SERAFINES ardientes, vosotros que, situados en la hoguera eterna del amor, sumergís sin cesar vuestras miradas en los rayos del sol de justicia, prended en nuestros corazones, por virtud de la divina Sangre, el fuego sagrado en el que sois consumidos.
QUERUBINES iluminadísimos, vosotros que sois admitidos en los secretos de Dios, disipad las tinieblas de nuestras almas; y, por virtud de la divina Sangre, haced brillar ante nuestros ojos esta luz sobrenatural que nos hace entender correctamente las verdades de la salvación.
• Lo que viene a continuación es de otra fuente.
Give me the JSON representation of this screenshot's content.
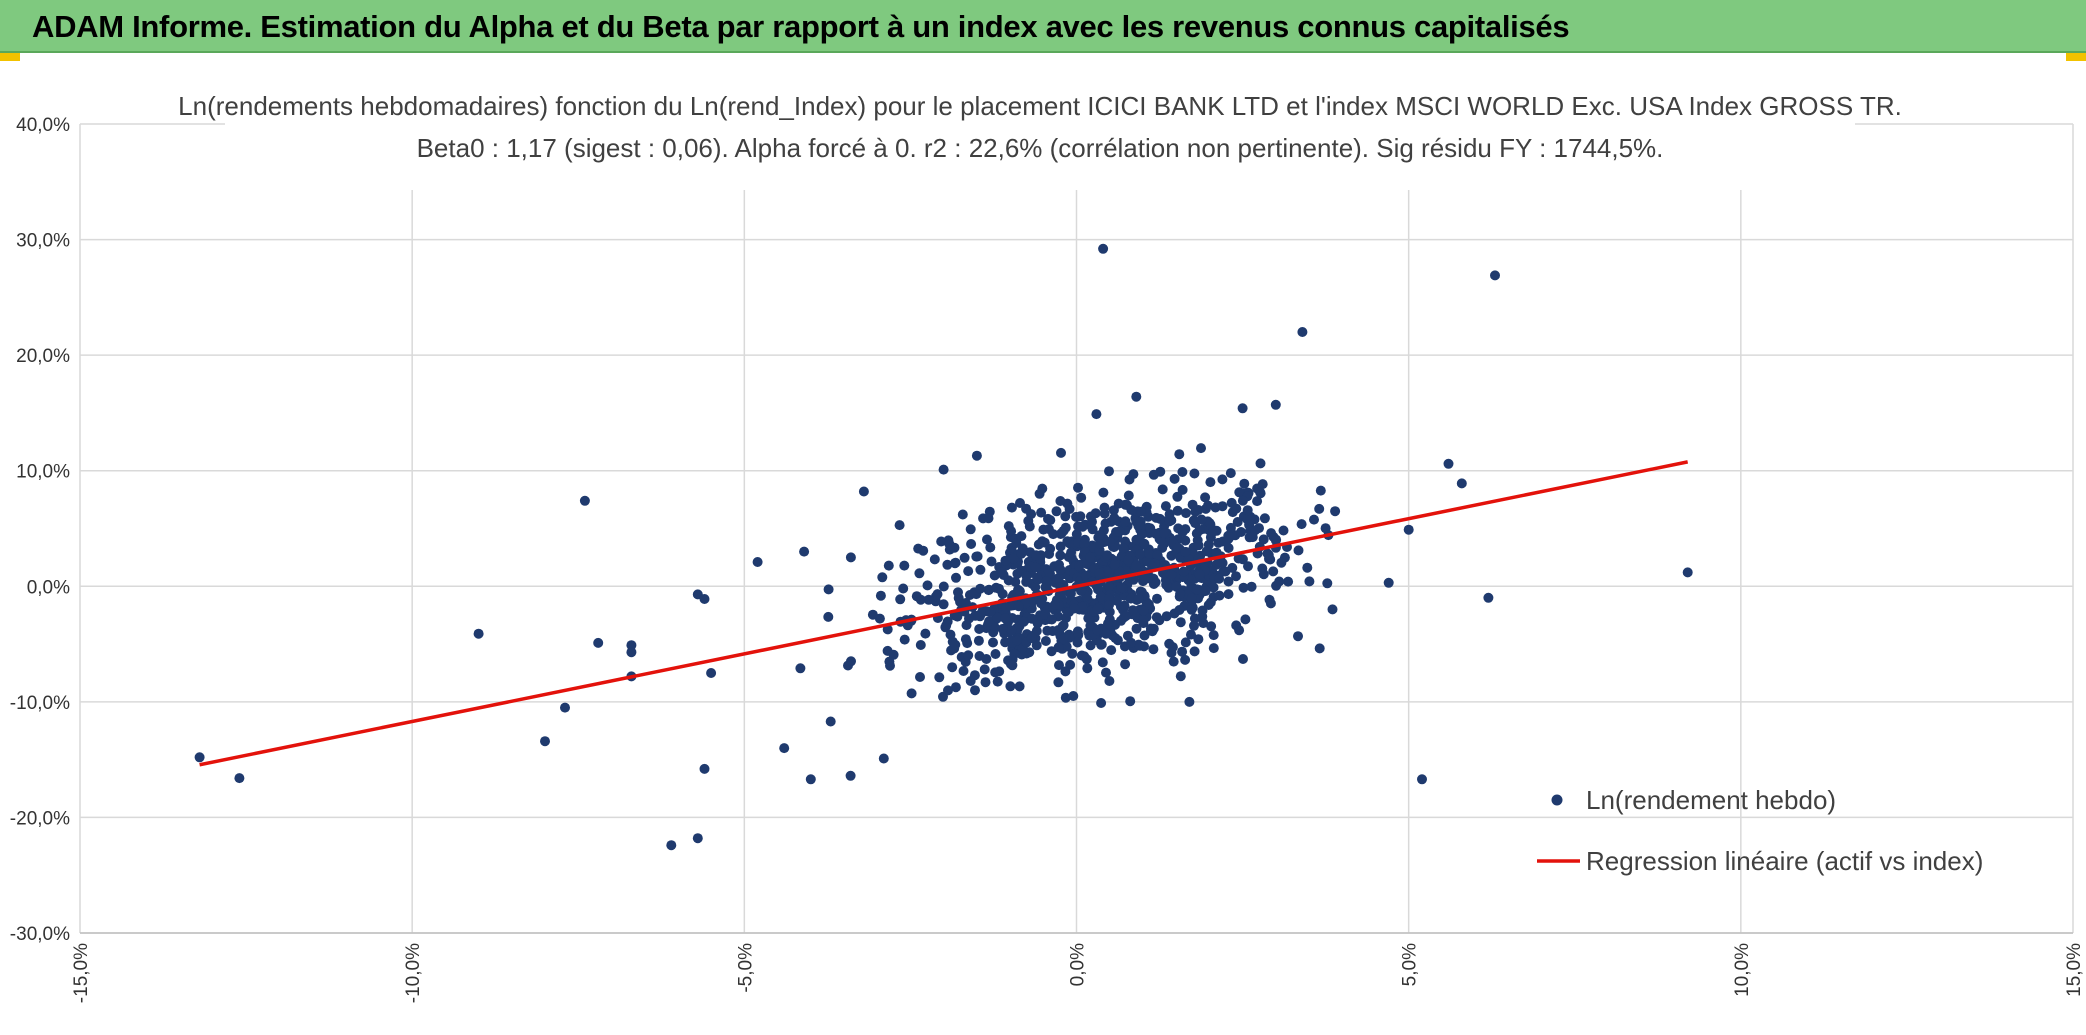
{
  "banner": {
    "title": "ADAM Informe. Estimation du Alpha et du Beta par rapport à un index avec les revenus connus capitalisés",
    "background": "#7fc97f",
    "corner_color": "#f2c200"
  },
  "chart_data": {
    "type": "scatter",
    "title_lines": [
      "Ln(rendements hebdomadaires) fonction du Ln(rend_Index) pour le placement ICICI BANK LTD et l'index MSCI WORLD Exc. USA Index GROSS TR.",
      "Beta0 : 1,17 (sigest : 0,06). Alpha forcé à 0. r2 : 22,6% (corrélation non pertinente). Sig résidu FY : 1744,5%."
    ],
    "xlabel": "",
    "ylabel": "",
    "xlim": [
      -0.15,
      0.15
    ],
    "ylim": [
      -0.3,
      0.4
    ],
    "x_ticks": [
      -0.15,
      -0.1,
      -0.05,
      0.0,
      0.05,
      0.1,
      0.15
    ],
    "x_tick_labels": [
      "-15,0%",
      "-10,0%",
      "-5,0%",
      "0,0%",
      "5,0%",
      "10,0%",
      "15,0%"
    ],
    "y_ticks": [
      0.4,
      0.3,
      0.2,
      0.1,
      0.0,
      -0.1,
      -0.2,
      -0.3
    ],
    "y_tick_labels": [
      "40,0%",
      "30,0%",
      "20,0%",
      "10,0%",
      "0,0%",
      "-10,0%",
      "-20,0%",
      "-30,0%"
    ],
    "grid": true,
    "legend_position": "bottom-right",
    "series": [
      {
        "name": "Ln(rendement hebdo)",
        "kind": "scatter",
        "color": "#1f3a6e",
        "points_visible_outliers": [
          [
            -0.132,
            -0.148
          ],
          [
            -0.126,
            -0.166
          ],
          [
            -0.09,
            -0.041
          ],
          [
            -0.08,
            -0.134
          ],
          [
            -0.077,
            -0.105
          ],
          [
            -0.074,
            0.074
          ],
          [
            -0.072,
            -0.049
          ],
          [
            -0.067,
            -0.051
          ],
          [
            -0.067,
            -0.057
          ],
          [
            -0.067,
            -0.078
          ],
          [
            -0.061,
            -0.224
          ],
          [
            -0.057,
            -0.007
          ],
          [
            -0.057,
            -0.218
          ],
          [
            -0.056,
            -0.011
          ],
          [
            -0.056,
            -0.158
          ],
          [
            -0.055,
            -0.075
          ],
          [
            -0.048,
            0.021
          ],
          [
            -0.044,
            -0.14
          ],
          [
            -0.041,
            0.03
          ],
          [
            -0.04,
            -0.167
          ],
          [
            -0.037,
            -0.117
          ],
          [
            -0.034,
            -0.164
          ],
          [
            -0.032,
            0.082
          ],
          [
            -0.029,
            -0.149
          ],
          [
            -0.02,
            0.101
          ],
          [
            -0.015,
            0.113
          ],
          [
            0.004,
            0.292
          ],
          [
            0.003,
            0.149
          ],
          [
            0.009,
            0.164
          ],
          [
            0.017,
            -0.1
          ],
          [
            0.025,
            0.154
          ],
          [
            0.03,
            0.157
          ],
          [
            0.034,
            0.22
          ],
          [
            0.047,
            0.003
          ],
          [
            0.05,
            0.049
          ],
          [
            0.052,
            -0.167
          ],
          [
            0.056,
            0.106
          ],
          [
            0.058,
            0.089
          ],
          [
            0.062,
            -0.01
          ],
          [
            0.063,
            0.269
          ],
          [
            0.092,
            0.012
          ]
        ]
      },
      {
        "name": "Regression linéaire (actif vs index)",
        "kind": "line",
        "color": "#e3120b",
        "slope": 1.17,
        "intercept": 0.0,
        "x_range": [
          -0.132,
          0.092
        ]
      }
    ]
  }
}
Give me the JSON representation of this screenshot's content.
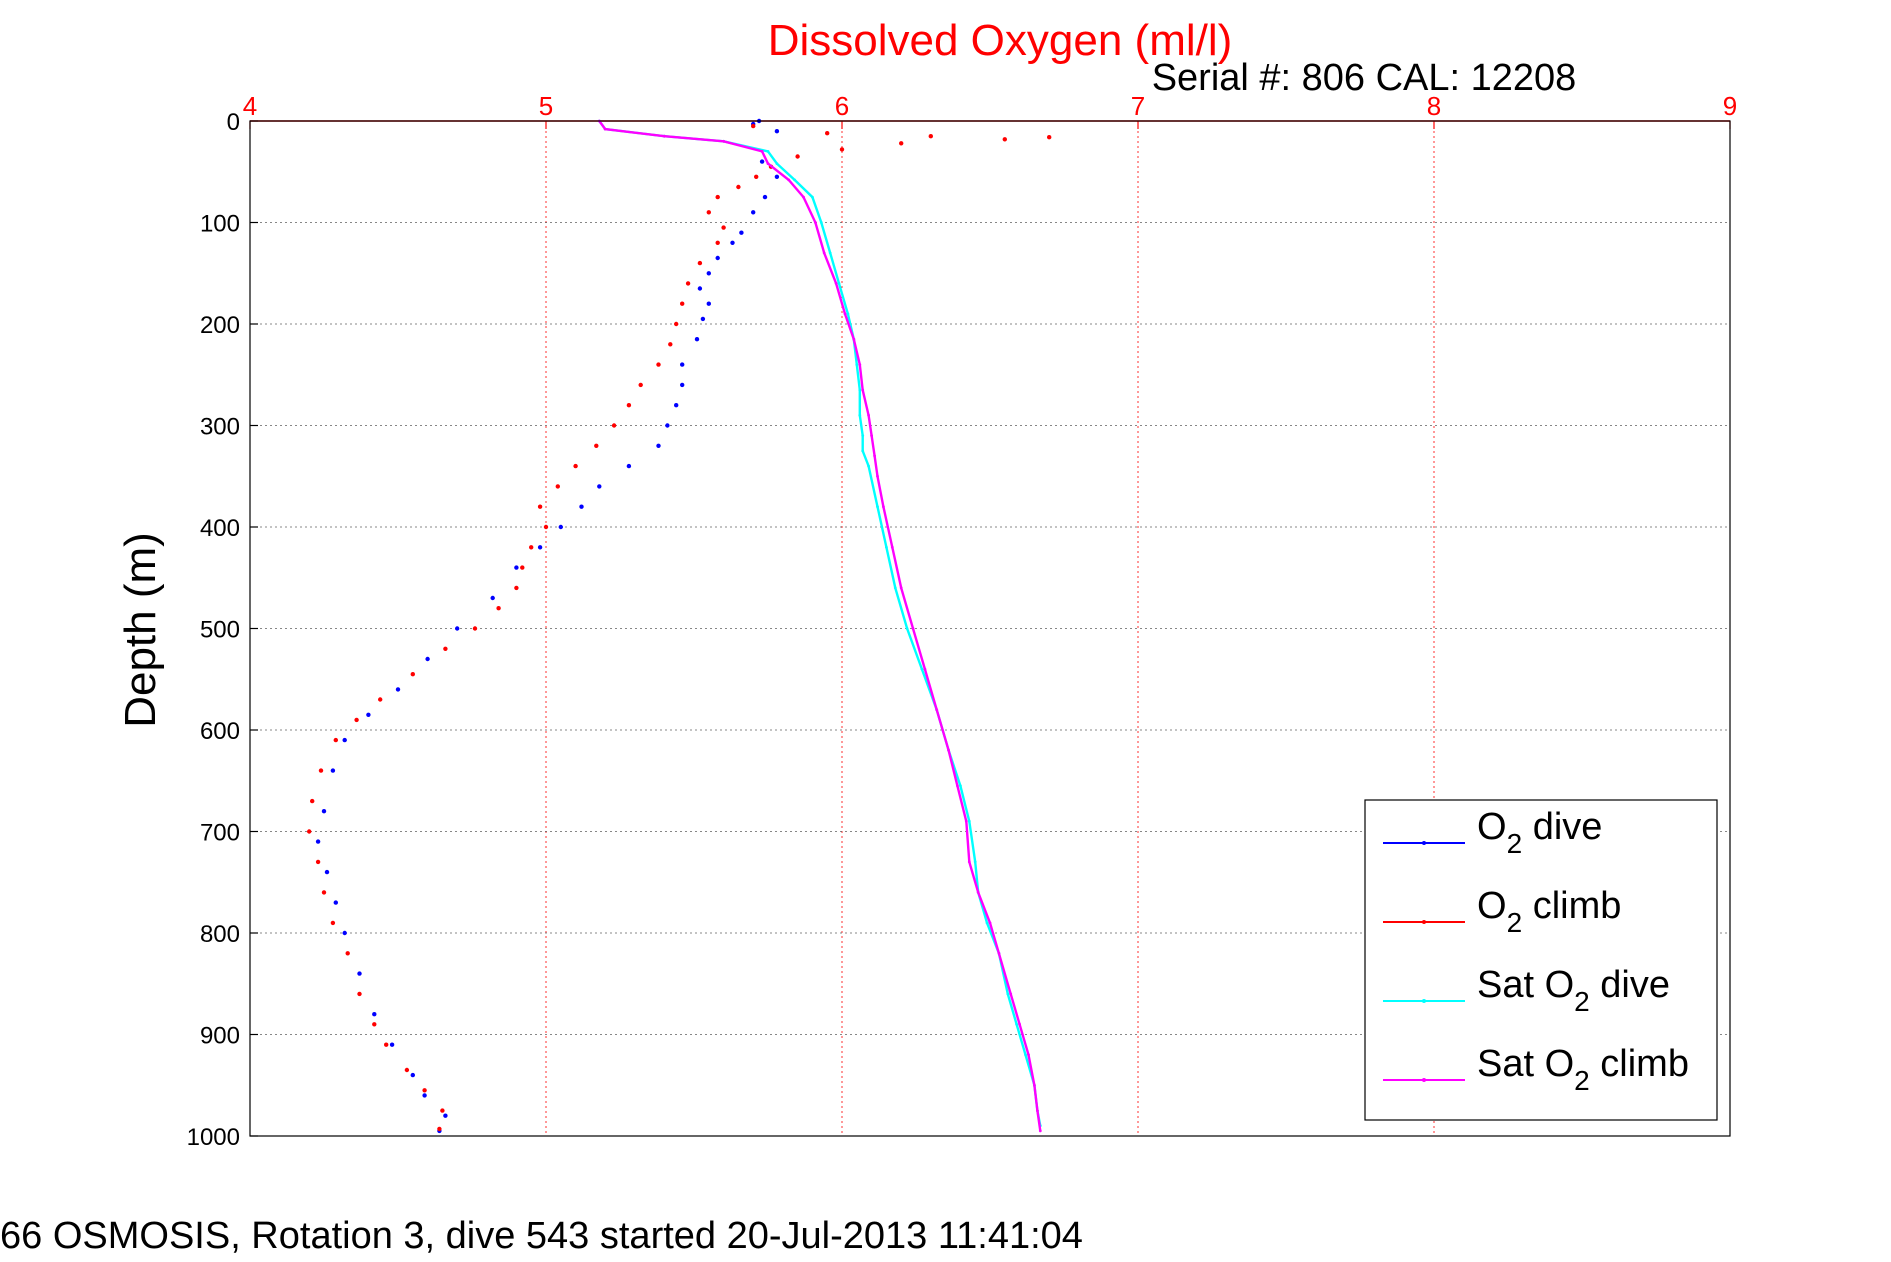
{
  "chart_data": {
    "type": "scatter",
    "title": "Dissolved Oxygen (ml/l)",
    "subtitle": "Serial #: 806  CAL: 12208",
    "ylabel": "Depth (m)",
    "footer": "66 OSMOSIS, Rotation 3, dive 543 started 20-Jul-2013 11:41:04",
    "xlim": [
      4,
      9
    ],
    "ylim": [
      1000,
      0
    ],
    "x_ticks": [
      "4",
      "5",
      "6",
      "7",
      "8",
      "9"
    ],
    "y_ticks": [
      "0",
      "100",
      "200",
      "300",
      "400",
      "500",
      "600",
      "700",
      "800",
      "900",
      "1000"
    ],
    "grid": true,
    "x_axis_position": "top",
    "legend_position": "bottom-right",
    "colors": {
      "o2_dive": "#0000ff",
      "o2_climb": "#ff0000",
      "sat_dive": "#00ffff",
      "sat_climb": "#ff00ff",
      "title": "#ff0000",
      "x_ticks": "#ff0000",
      "grid": "#bbbbbb"
    },
    "legend": {
      "o2_dive": {
        "prefix": "O",
        "sub": "2",
        "suffix": " dive"
      },
      "o2_climb": {
        "prefix": "O",
        "sub": "2",
        "suffix": " climb"
      },
      "sat_dive": {
        "prefix": "Sat O",
        "sub": "2",
        "suffix": " dive"
      },
      "sat_climb": {
        "prefix": "Sat O",
        "sub": "2",
        "suffix": " climb"
      }
    },
    "series": [
      {
        "key": "o2_dive",
        "style": "dots",
        "points": [
          [
            5.72,
            0
          ],
          [
            5.7,
            3
          ],
          [
            5.78,
            10
          ],
          [
            5.73,
            40
          ],
          [
            5.78,
            55
          ],
          [
            5.74,
            75
          ],
          [
            5.7,
            90
          ],
          [
            5.66,
            110
          ],
          [
            5.63,
            120
          ],
          [
            5.58,
            135
          ],
          [
            5.55,
            150
          ],
          [
            5.52,
            165
          ],
          [
            5.55,
            180
          ],
          [
            5.53,
            195
          ],
          [
            5.51,
            215
          ],
          [
            5.46,
            240
          ],
          [
            5.46,
            260
          ],
          [
            5.44,
            280
          ],
          [
            5.41,
            300
          ],
          [
            5.38,
            320
          ],
          [
            5.28,
            340
          ],
          [
            5.18,
            360
          ],
          [
            5.12,
            380
          ],
          [
            5.05,
            400
          ],
          [
            4.98,
            420
          ],
          [
            4.9,
            440
          ],
          [
            4.82,
            470
          ],
          [
            4.7,
            500
          ],
          [
            4.6,
            530
          ],
          [
            4.5,
            560
          ],
          [
            4.4,
            585
          ],
          [
            4.32,
            610
          ],
          [
            4.28,
            640
          ],
          [
            4.25,
            680
          ],
          [
            4.23,
            710
          ],
          [
            4.26,
            740
          ],
          [
            4.29,
            770
          ],
          [
            4.32,
            800
          ],
          [
            4.37,
            840
          ],
          [
            4.42,
            880
          ],
          [
            4.48,
            910
          ],
          [
            4.55,
            940
          ],
          [
            4.59,
            960
          ],
          [
            4.66,
            980
          ],
          [
            4.64,
            995
          ]
        ]
      },
      {
        "key": "o2_climb",
        "style": "dots",
        "points": [
          [
            5.7,
            5
          ],
          [
            5.95,
            12
          ],
          [
            6.3,
            15
          ],
          [
            6.7,
            16
          ],
          [
            6.55,
            18
          ],
          [
            6.2,
            22
          ],
          [
            6.0,
            28
          ],
          [
            5.85,
            35
          ],
          [
            5.76,
            45
          ],
          [
            5.71,
            55
          ],
          [
            5.65,
            65
          ],
          [
            5.58,
            75
          ],
          [
            5.55,
            90
          ],
          [
            5.6,
            105
          ],
          [
            5.58,
            120
          ],
          [
            5.52,
            140
          ],
          [
            5.48,
            160
          ],
          [
            5.46,
            180
          ],
          [
            5.44,
            200
          ],
          [
            5.42,
            220
          ],
          [
            5.38,
            240
          ],
          [
            5.32,
            260
          ],
          [
            5.28,
            280
          ],
          [
            5.23,
            300
          ],
          [
            5.17,
            320
          ],
          [
            5.1,
            340
          ],
          [
            5.04,
            360
          ],
          [
            4.98,
            380
          ],
          [
            5.0,
            400
          ],
          [
            4.95,
            420
          ],
          [
            4.92,
            440
          ],
          [
            4.9,
            460
          ],
          [
            4.84,
            480
          ],
          [
            4.76,
            500
          ],
          [
            4.66,
            520
          ],
          [
            4.55,
            545
          ],
          [
            4.44,
            570
          ],
          [
            4.36,
            590
          ],
          [
            4.29,
            610
          ],
          [
            4.24,
            640
          ],
          [
            4.21,
            670
          ],
          [
            4.2,
            700
          ],
          [
            4.23,
            730
          ],
          [
            4.25,
            760
          ],
          [
            4.28,
            790
          ],
          [
            4.33,
            820
          ],
          [
            4.37,
            860
          ],
          [
            4.42,
            890
          ],
          [
            4.46,
            910
          ],
          [
            4.53,
            935
          ],
          [
            4.59,
            955
          ],
          [
            4.65,
            975
          ],
          [
            4.64,
            993
          ]
        ]
      },
      {
        "key": "sat_dive",
        "style": "line",
        "points": [
          [
            5.18,
            0
          ],
          [
            5.2,
            8
          ],
          [
            5.4,
            15
          ],
          [
            5.6,
            20
          ],
          [
            5.75,
            30
          ],
          [
            5.78,
            42
          ],
          [
            5.84,
            58
          ],
          [
            5.9,
            75
          ],
          [
            5.93,
            100
          ],
          [
            5.96,
            130
          ],
          [
            5.99,
            160
          ],
          [
            6.02,
            190
          ],
          [
            6.04,
            215
          ],
          [
            6.05,
            240
          ],
          [
            6.06,
            265
          ],
          [
            6.06,
            290
          ],
          [
            6.07,
            310
          ],
          [
            6.07,
            325
          ],
          [
            6.09,
            340
          ],
          [
            6.12,
            380
          ],
          [
            6.15,
            420
          ],
          [
            6.18,
            460
          ],
          [
            6.22,
            500
          ],
          [
            6.27,
            540
          ],
          [
            6.32,
            580
          ],
          [
            6.36,
            620
          ],
          [
            6.4,
            655
          ],
          [
            6.43,
            690
          ],
          [
            6.45,
            730
          ],
          [
            6.46,
            760
          ],
          [
            6.49,
            790
          ],
          [
            6.53,
            820
          ],
          [
            6.56,
            860
          ],
          [
            6.59,
            890
          ],
          [
            6.62,
            920
          ],
          [
            6.65,
            950
          ],
          [
            6.66,
            975
          ],
          [
            6.67,
            990
          ]
        ]
      },
      {
        "key": "sat_climb",
        "style": "line",
        "points": [
          [
            5.18,
            0
          ],
          [
            5.2,
            8
          ],
          [
            5.4,
            15
          ],
          [
            5.6,
            20
          ],
          [
            5.73,
            30
          ],
          [
            5.75,
            42
          ],
          [
            5.82,
            58
          ],
          [
            5.87,
            75
          ],
          [
            5.91,
            100
          ],
          [
            5.94,
            130
          ],
          [
            5.98,
            160
          ],
          [
            6.01,
            190
          ],
          [
            6.04,
            215
          ],
          [
            6.06,
            240
          ],
          [
            6.07,
            265
          ],
          [
            6.09,
            290
          ],
          [
            6.1,
            310
          ],
          [
            6.11,
            330
          ],
          [
            6.12,
            350
          ],
          [
            6.14,
            380
          ],
          [
            6.17,
            420
          ],
          [
            6.2,
            460
          ],
          [
            6.24,
            500
          ],
          [
            6.28,
            540
          ],
          [
            6.32,
            580
          ],
          [
            6.36,
            620
          ],
          [
            6.39,
            655
          ],
          [
            6.42,
            690
          ],
          [
            6.43,
            730
          ],
          [
            6.46,
            760
          ],
          [
            6.5,
            790
          ],
          [
            6.53,
            820
          ],
          [
            6.57,
            860
          ],
          [
            6.6,
            890
          ],
          [
            6.63,
            920
          ],
          [
            6.65,
            950
          ],
          [
            6.66,
            975
          ],
          [
            6.67,
            995
          ]
        ]
      }
    ]
  }
}
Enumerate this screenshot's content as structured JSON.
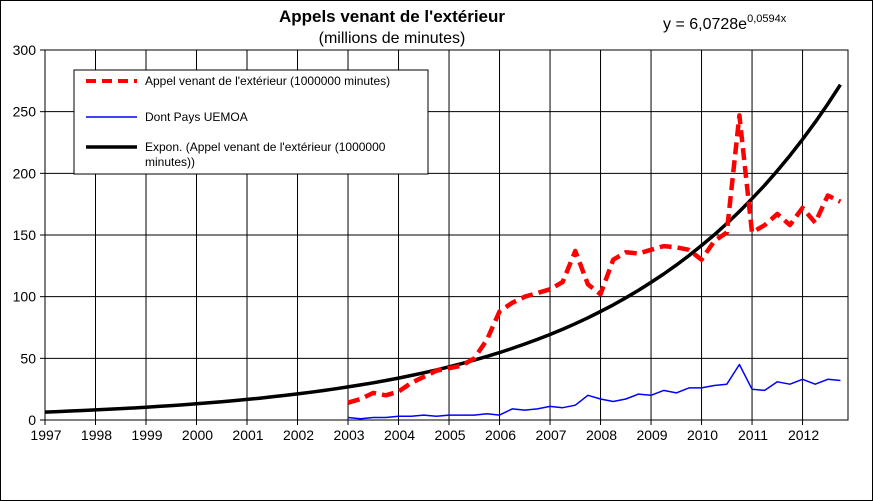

TRONOS sublimes y deslumbrantes de belleza, vosotros sobre quienes reposa el Todopoderoso, y que conmináis Sus órdenes a los ángeles inferiores, alcanzadnos, por virtud de la divina Sangre, la paz con Dios, con el prójimo y con nosotros mismos.
DOMINACIONES supremas, vosotros que tenéis autoridad sobre todos los coros angélicos encargados de ejecutar las órdenes de Dios, reinad sobre nuestros espíritus y sobre nuestros corazones; y, por la virtud de la divina Sangre, ayudadnos a conocer y a cumplir fielmente la voluntad de Dios.
POTESTADES invencibles, vosotros que tenéis como misión apartar los obstáculos y alejar a los enemigos que se oponen al cumplimiento de las voluntades divinas, defendednos contra los ataques del demonio, del mundo y de la carne; y, por virtud de la divina Sangre, haced que salgamos victoriosos de nuestras luchas contra este triple poder.
VIRTUDES celestes, que veláis por la harmonía de la creación material, vosotros cuyo nombre significa fuerza, tened piedad de nuestra debilidad; y alcanzadnos, por virtud de la divina Sangre, que suframos con paciencia todos los males de esta vida.
PRINCIPADOS soberanos, vosotros sois príncipes de las naciones, os conjuramos para que veléis de forma eficaz sobre nuestra patria para que cumpla los designios de Dios sobre ella. Gobernad también nuestras almas y nuestros cuerpos y, por virtud de la divina Sangre, dignaos hacernos alcanzar nuestros destinos eternos.
ARCÁNGELES nobilísimos, vosotros que, bajo el mando de San Miguel, vigiláis y protegéis a la santa Iglesia, dignaos liberarla de sus enemigos interiores y exteriores. Velad también sobre el Padre común de los fieles, así como sobre los hijos de esta Esposa inmaculada de Cristo; y, por virtud de la divina Sangre, haced que vivamos y muramos en su fe, su esperanza y su caridad, para que estemos unidos eternamente a su divino jefe, Jesucristo, nuestro Señor y Rey.
ÁNGELES santísimos, vosotros a quienes el celo de los intereses de Dios transporta más velozmente que un relámpago allí donde deben ser salvaguardados, proteged su causa en nuestras almas, hacednos dóciles a vuestras inspiraciones, respetuosos de vuestra presencia, esmerados en unir nuestra plegaria a la vuestra; y, por virtud de la divina Sangre, alcanzadnos la gracia de la perseverancia final. Así sea.